森下裕道氏。肩書は「炎のスーパー接客マスター」「パーソナルモチベーター」「店舗運営コンサルタント」。
本書はおもに「店舗運営」の視点で、そのノウハウが紹介される。森下氏の経験、実績に裏付けられた「使える」テクニックが満載である。
サブタイトルとして「最強の店長にスグなる61の方法」とあるように、それぞれが完結型で、どこから読んでもいいようになっている。

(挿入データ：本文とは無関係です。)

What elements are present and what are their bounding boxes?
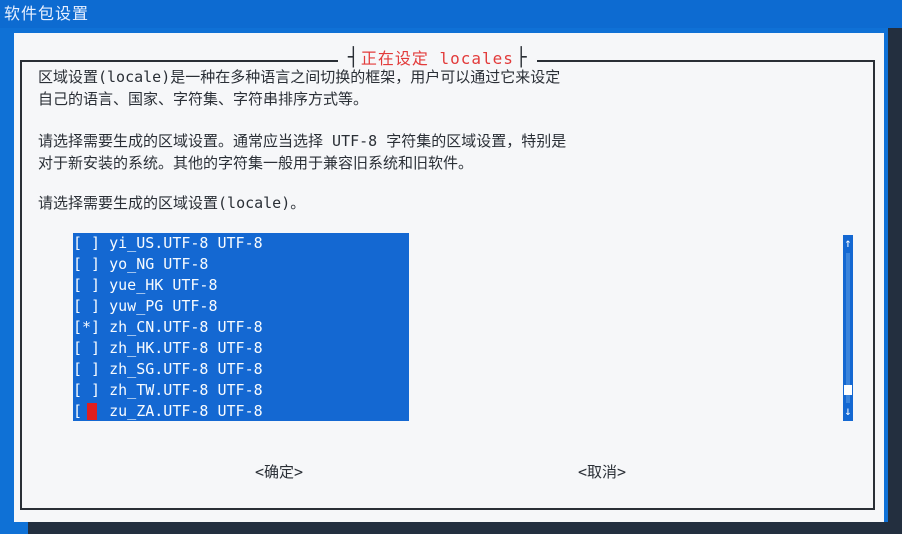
scroll-down-icon[interactable]: ↓: [843, 405, 853, 417]
ok-button[interactable]: <确定>: [255, 461, 303, 483]
window-title: 软件包设置: [4, 4, 90, 23]
description-line: 请选择需要生成的区域设置。通常应当选择 UTF-8 字符集的区域设置，特别是: [38, 132, 567, 150]
locale-option[interactable]: [ ] zh_TW.UTF-8 UTF-8: [73, 380, 409, 400]
cancel-button[interactable]: <取消>: [578, 461, 626, 483]
description-line: 对于新安装的系统。其他的字符集一般用于兼容旧系统和旧软件。: [38, 154, 474, 172]
locale-option[interactable]: [ ] zh_HK.UTF-8 UTF-8: [73, 338, 409, 358]
terminal-shadow-right: [888, 28, 902, 534]
selection-cursor: [87, 403, 97, 420]
title-right-bracket: ├: [515, 46, 527, 68]
scroll-up-icon[interactable]: ↑: [843, 237, 853, 249]
window-titlebar: 软件包设置: [0, 0, 902, 28]
locale-option[interactable]: [ ] zh_SG.UTF-8 UTF-8: [73, 359, 409, 379]
description-line: 区域设置(locale)是一种在多种语言之间切换的框架，用户可以通过它来设定: [38, 68, 561, 86]
scrollbar[interactable]: ↑ ↓: [843, 235, 853, 421]
locale-option[interactable]: [ ] yue_HK UTF-8: [73, 275, 409, 295]
locale-list[interactable]: [ ] yi_US.UTF-8 UTF-8 [ ] yo_NG UTF-8 [ …: [73, 233, 409, 421]
terminal-shadow-bottom: [28, 522, 902, 534]
locale-option[interactable]: [ ] yuw_PG UTF-8: [73, 296, 409, 316]
locale-option[interactable]: [ ] yo_NG UTF-8: [73, 254, 409, 274]
scroll-track[interactable]: [846, 253, 850, 403]
locale-option[interactable]: [*] zh_CN.UTF-8 UTF-8: [73, 317, 409, 337]
locale-option[interactable]: [ ] zu_ZA.UTF-8 UTF-8: [73, 401, 409, 421]
title-left-bracket: ┤: [348, 46, 359, 68]
scroll-thumb[interactable]: [844, 385, 852, 395]
locale-option[interactable]: [ ] yi_US.UTF-8 UTF-8: [73, 233, 409, 253]
description-line: 自己的语言、国家、字符集、字符串排序方式等。: [38, 90, 369, 108]
description-line: 请选择需要生成的区域设置(locale)。: [38, 194, 306, 212]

ただし、読んだからには実行して、できたらそのページの上はじを折るようになっている。
どの方法も非常にわかりやすく実践的である。例えば、
01 ダメ店長の典型的な10のポイント。あなたは大丈夫?
ここではまず自分自身が「ダメ店長」でないかを診断する。10のポイントとは、
1.下に甘い
2.変化を嫌う
3.グチや不満ばかり言う
4.教育できない
5.フロアに出ない
6.自店のことを知らない
7.接客力がない
8.正当に評価できない
9.プロ根性がない
10.自分に自信がない
初っ端から襟を正すことを求められる。
さらにスタッフのモチベーションを高めるには、
03 やりがいを高める3つの方法。これでスタッフのモチベーションが上がる!
1.目標を持たせる
2.その人を認めてあげる
3.お客さんにほめてもらう仕組みを作る
とあり、決して奇をてらった方法ではないものの、意外と実践されていないことも多いように思う。
また、これも当たり前の話だが、やっているとやっていなのとでは雲泥の差がある。
06 ロールプレイングをどんどん活用しよう!接客レベルが格段とよくなる!
理屈や目的意識も大事だが、実はロールプレイこそが、最も短期間に成果を上げる秘訣なのだ。

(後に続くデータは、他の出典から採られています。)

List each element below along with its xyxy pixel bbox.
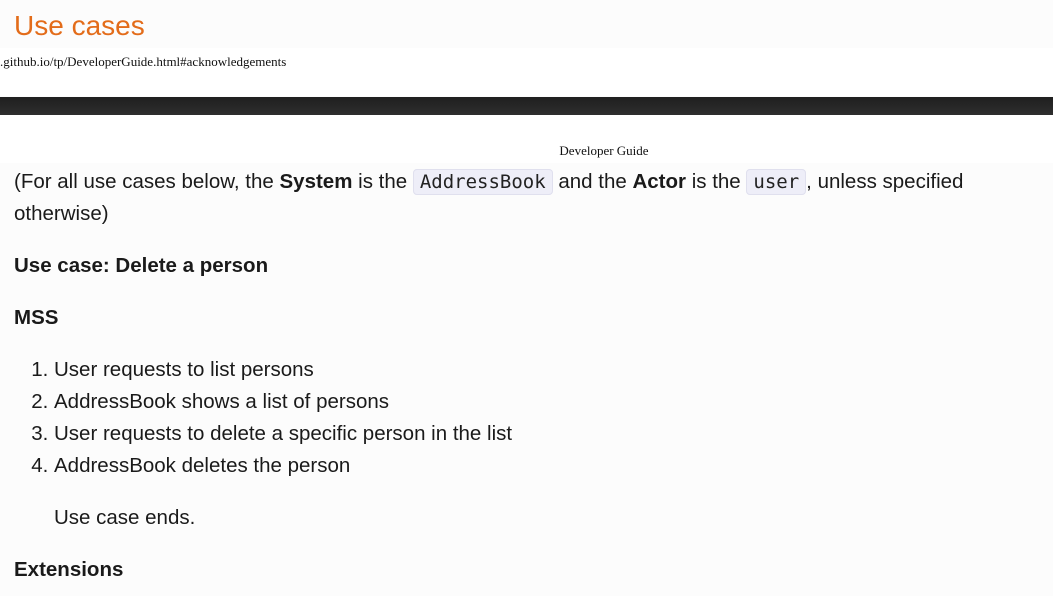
extensions-heading: Extensions <box>14 558 124 581</box>
mss-step: User requests to list persons <box>54 354 1039 386</box>
actor-code: user <box>746 169 807 195</box>
print-header-url: .github.io/tp/DeveloperGuide.html#acknow… <box>0 54 287 69</box>
system-label: System <box>279 170 353 193</box>
use-case-title: Use case: Delete a person <box>14 254 269 277</box>
actor-label: Actor <box>632 170 687 193</box>
print-header-title: Developer Guide <box>559 143 649 158</box>
use-cases-heading: Use cases <box>14 10 145 41</box>
intro-is-the-2: is the <box>686 170 747 193</box>
intro-is-the: is the <box>352 170 413 193</box>
use-case-ends: Use case ends. <box>54 506 196 529</box>
mss-step: User requests to delete a specific perso… <box>54 418 1039 450</box>
system-code: AddressBook <box>412 169 553 195</box>
mss-step: AddressBook shows a list of persons <box>54 386 1039 418</box>
intro-paragraph: (For all use cases below, the System is … <box>14 166 1039 230</box>
page: Use cases .github.io/tp/DeveloperGuide.h… <box>0 0 1053 596</box>
mss-step: AddressBook deletes the person <box>54 450 1039 482</box>
main-content: (For all use cases below, the System is … <box>14 166 1039 596</box>
intro-and-the: and the <box>552 170 633 193</box>
intro-prefix: (For all use cases below, the <box>14 170 280 193</box>
mss-heading: MSS <box>14 306 59 329</box>
dark-divider-bar <box>0 97 1053 115</box>
mss-steps-list: User requests to list persons AddressBoo… <box>14 354 1039 482</box>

本書は「店舗運営」を中心に話が進められるが、必ずしも「天保運営」に携わってなくとも、役に立つ部分は多い。
つまりコミュニケーションスキルを向上させるためにも、大いに参考になる。例えば、
18 部下を喜ばす2つのポイント!第三者と小声。
とあるが、これは部下に限らず、相手を喜ばす、承認する上で非常に有効である。
ダイレクトだと見え透いた感じがするのを、第三者を使ったり、聞こえるか聞こえないかの小声で褒めることは、予想以上に効果的な場合がある。

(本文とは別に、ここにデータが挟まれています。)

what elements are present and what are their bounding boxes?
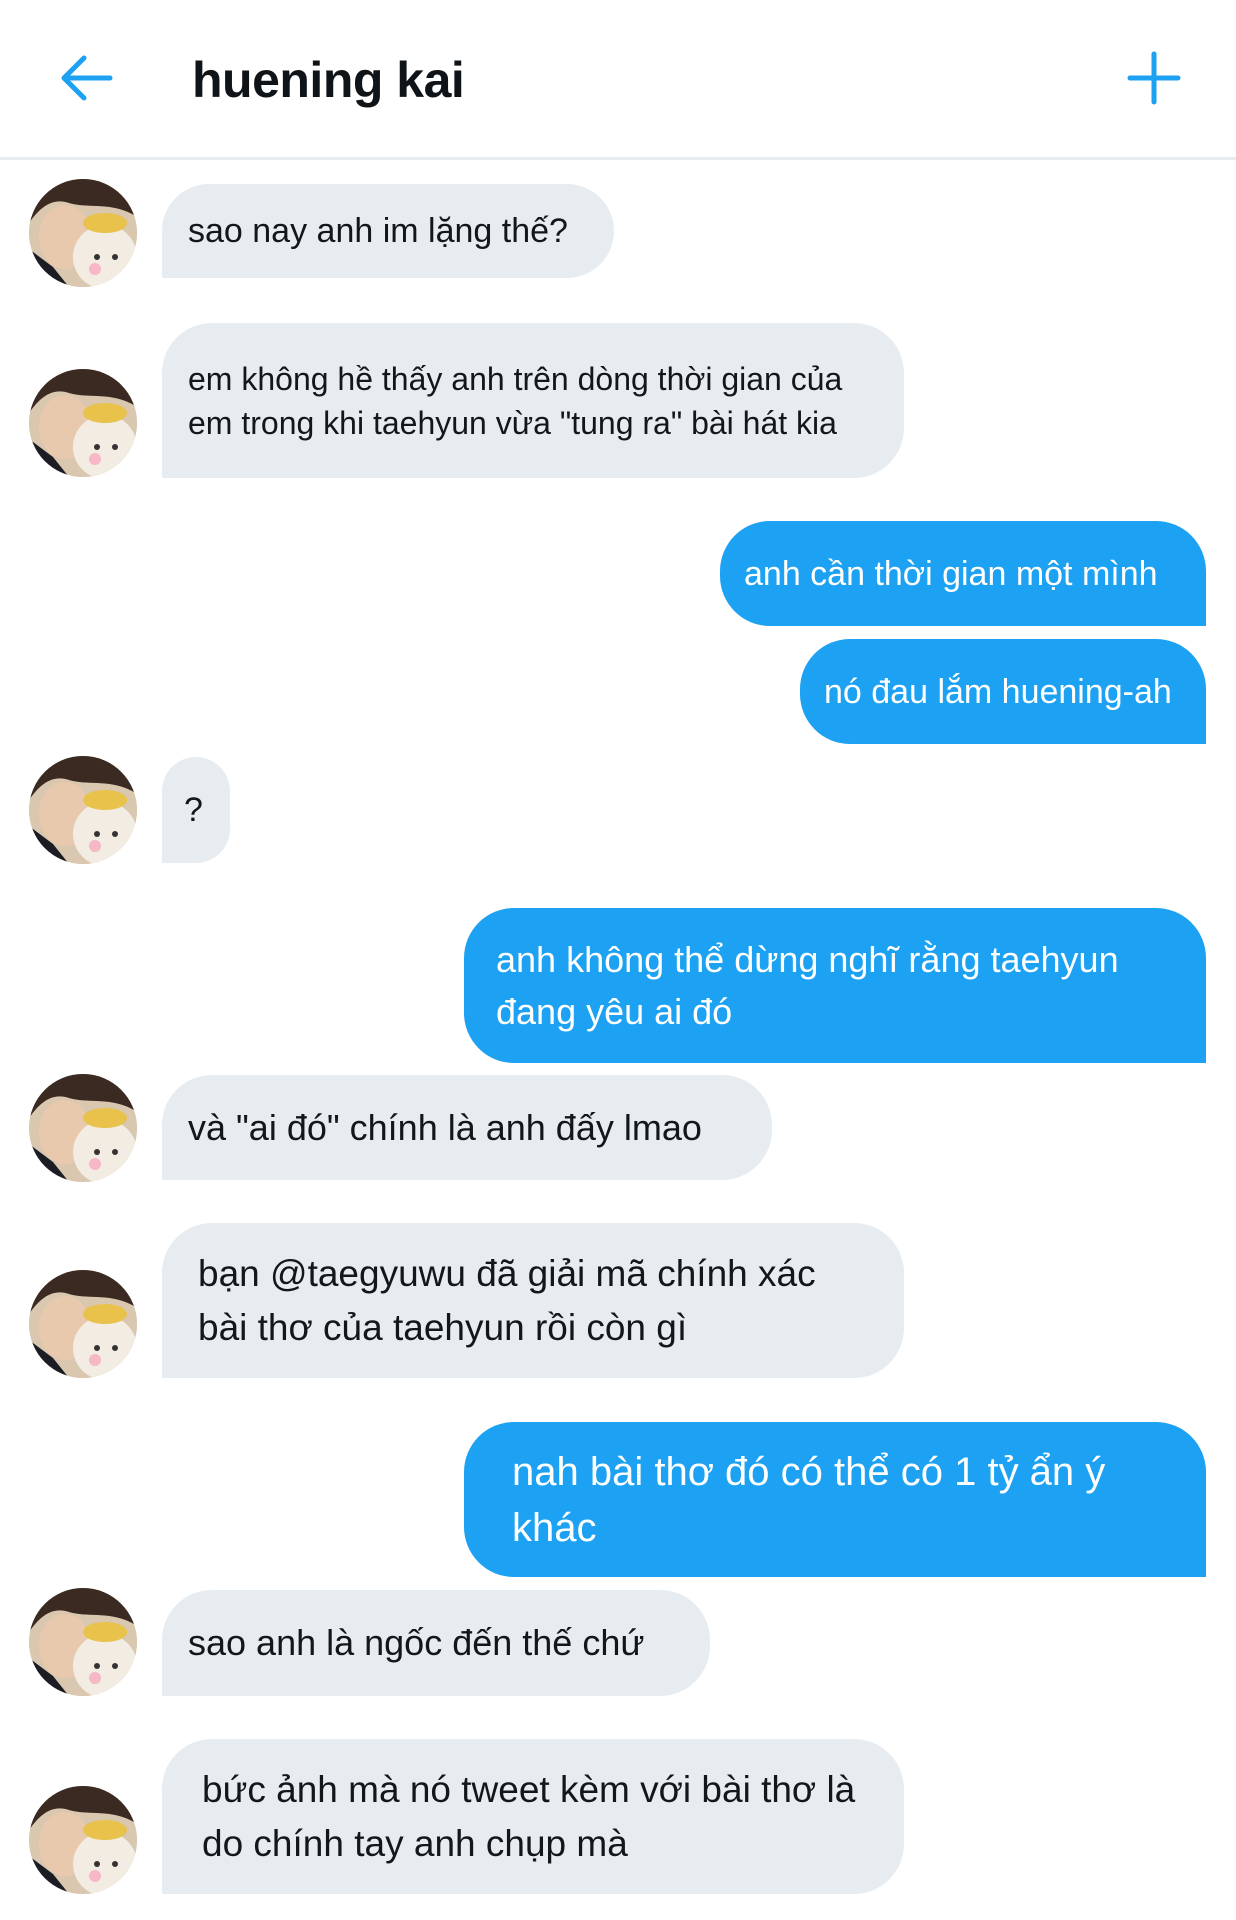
avatar[interactable] (29, 1074, 137, 1182)
conversation-title: huening kai (192, 52, 465, 108)
arrow-left-icon (61, 55, 113, 101)
incoming-message: sao anh là ngốc đến thế chứ (162, 1590, 710, 1696)
profile-photo (29, 756, 137, 864)
outgoing-message: anh không thể dừng nghĩ rằng taehyun đan… (464, 908, 1206, 1063)
message-thread[interactable]: sao nay anh im lặng thế? em không hề thấ… (0, 160, 1236, 1920)
avatar[interactable] (29, 1270, 137, 1378)
profile-photo (29, 179, 137, 287)
profile-photo (29, 369, 137, 477)
profile-photo (29, 1270, 137, 1378)
incoming-message: bức ảnh mà nó tweet kèm với bài thơ là d… (162, 1739, 904, 1894)
avatar[interactable] (29, 369, 137, 477)
profile-photo (29, 1588, 137, 1696)
outgoing-message: anh cần thời gian một mình (720, 521, 1206, 626)
plus-icon (1127, 51, 1181, 105)
profile-photo (29, 1786, 137, 1894)
incoming-message: sao nay anh im lặng thế? (162, 184, 614, 278)
incoming-message: ? (162, 757, 230, 863)
add-button[interactable] (1116, 40, 1192, 116)
avatar[interactable] (29, 1786, 137, 1894)
incoming-message: và "ai đó" chính là anh đấy lmao (162, 1075, 772, 1180)
conversation-header: huening kai (0, 0, 1236, 160)
avatar[interactable] (29, 179, 137, 287)
avatar[interactable] (29, 1588, 137, 1696)
incoming-message: bạn @taegyuwu đã giải mã chính xác bài t… (162, 1223, 904, 1378)
outgoing-message: nó đau lắm huening-ah (800, 639, 1206, 744)
avatar[interactable] (29, 756, 137, 864)
profile-photo (29, 1074, 137, 1182)
incoming-message: em không hề thấy anh trên dòng thời gian… (162, 323, 904, 478)
outgoing-message: nah bài thơ đó có thể có 1 tỷ ẩn ý khác (464, 1422, 1206, 1577)
back-button[interactable] (52, 40, 120, 116)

さらに、意外なところにも店員のモチベーションが関わってくることを見逃さない。
22 バックヤードをきれいにさせろ!汚いお店は流行らない!
つまり倉庫や休憩室などお客さんに見えない部分のことであるが、ここが汚いとお客さんを楽しませようという気にならないのだと。現場ならではの説得力がある。
このように本書は人を動かすノウハウ、人を喜ばせるノウハウ、人とうまくやるノウハウが満載で、実に説得力のある精神論から、現場ならではの細かいテクニックに至るまで、まさしく「店舗運営」のプロの言葉がストレートに耳に入ってくる。
接客に関係ない人にとっても参考になる部分は多いであろう。